Les premiers plasticiens étaient audacieux face aux Automatistes. Pourtant ils se situent entre les suprématistes russes, type Malevitch et paradoxalement Borduas lui-même (ses bons tableaux, qui sont peu nombreux). Une composition abstraite de Fernand Leduc aussi nous montre le prodige quasi-métaphysique de l’ordre du monde. Tout tableau est une cosmogonie. C’est en cela qu’il nous interroge. A condition de ne pas être bête, vide de tout contenu comme un Molinari, sans puissance chromatique, sans géométrie significative, sans surprise, sans même un effet décoratif. Le personnage était inutilement arrogant.
L’exposition du musée de Québec a le mérite de réunir ces artistes et elle nous permet de porter un jugement comparatif sur l’importance des uns et des autres. Parmi les premiers plasticiens, Jauran a été le théoricien et le meilleur peintre. Toussignant apparaît par la suite comme le plus important. Molinari est quelconque, voire ennuyeux.
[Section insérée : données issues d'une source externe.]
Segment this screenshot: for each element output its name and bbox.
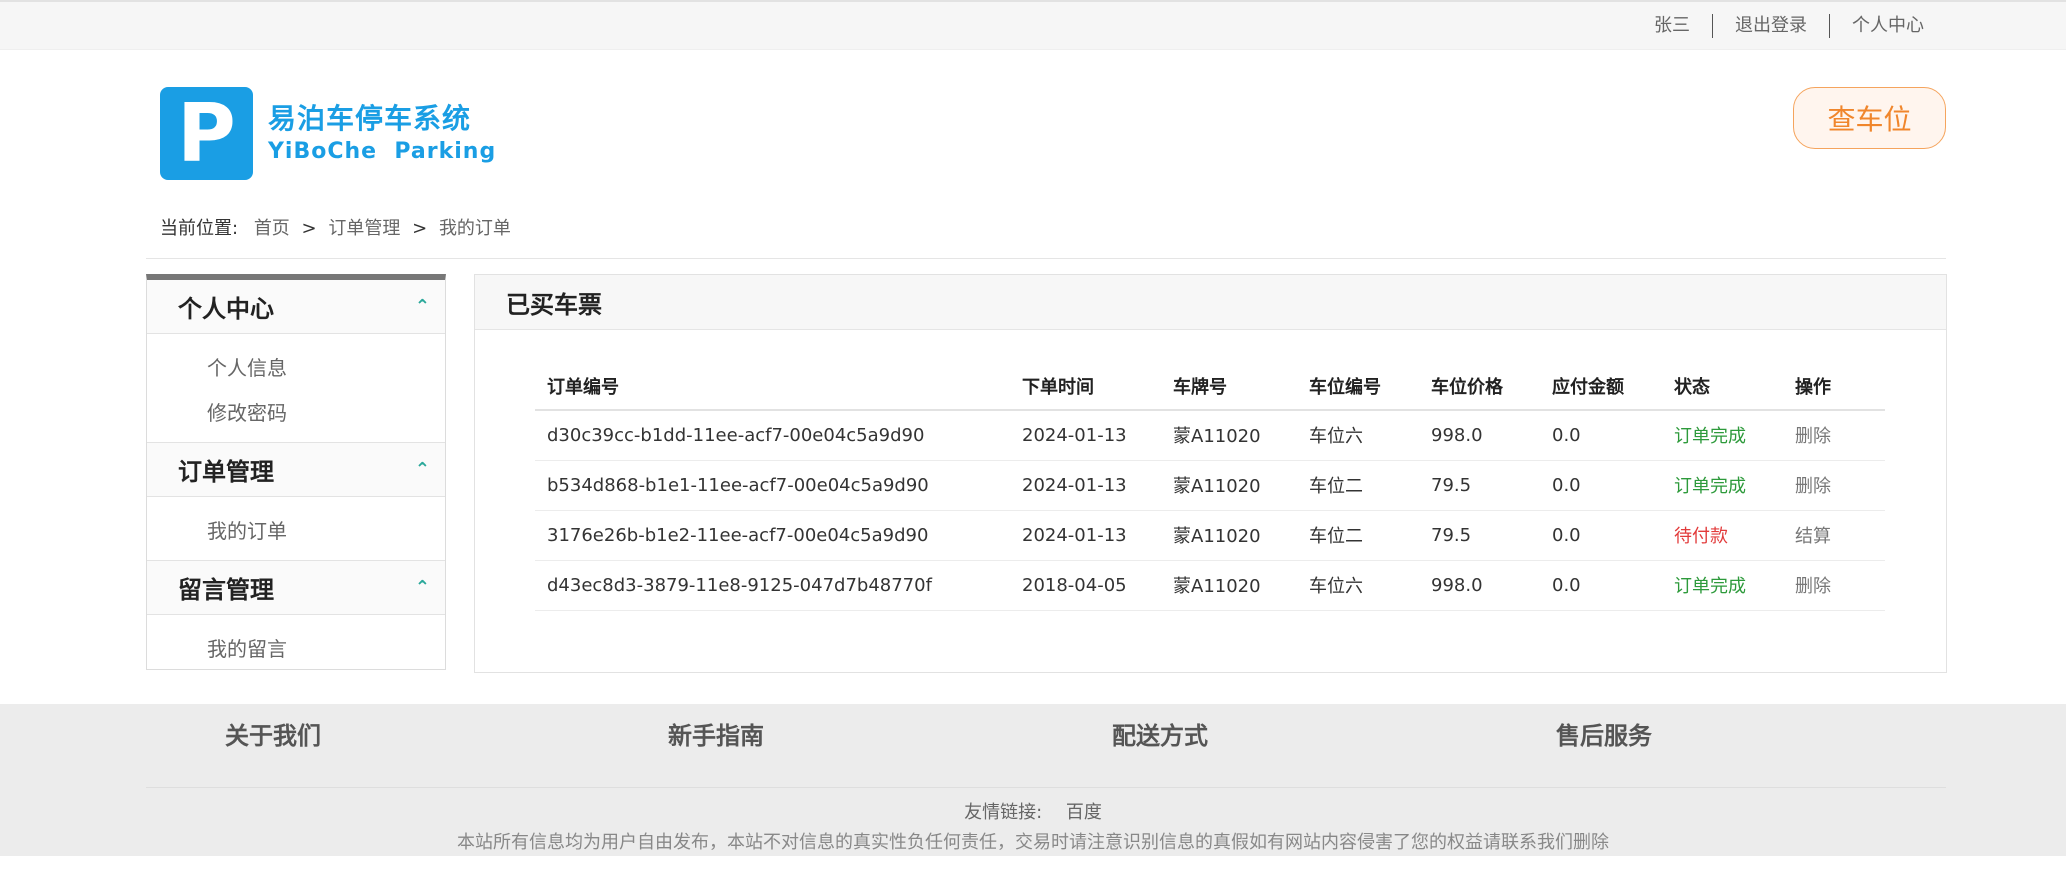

Puis Yves Gaucher et Charles Gagnon sont à l’opposé l’un de l’autre, mais tous deux de seconde importance.
Dans tous les cas, à moins d’être totalement perturbateur, provocateur comme Toussignant, les peintres qui se cantonnent dans la géométrie et les jeux de couleur, et n’ont rien d’autre à nous dire, ne nous donnent pas grand-chose.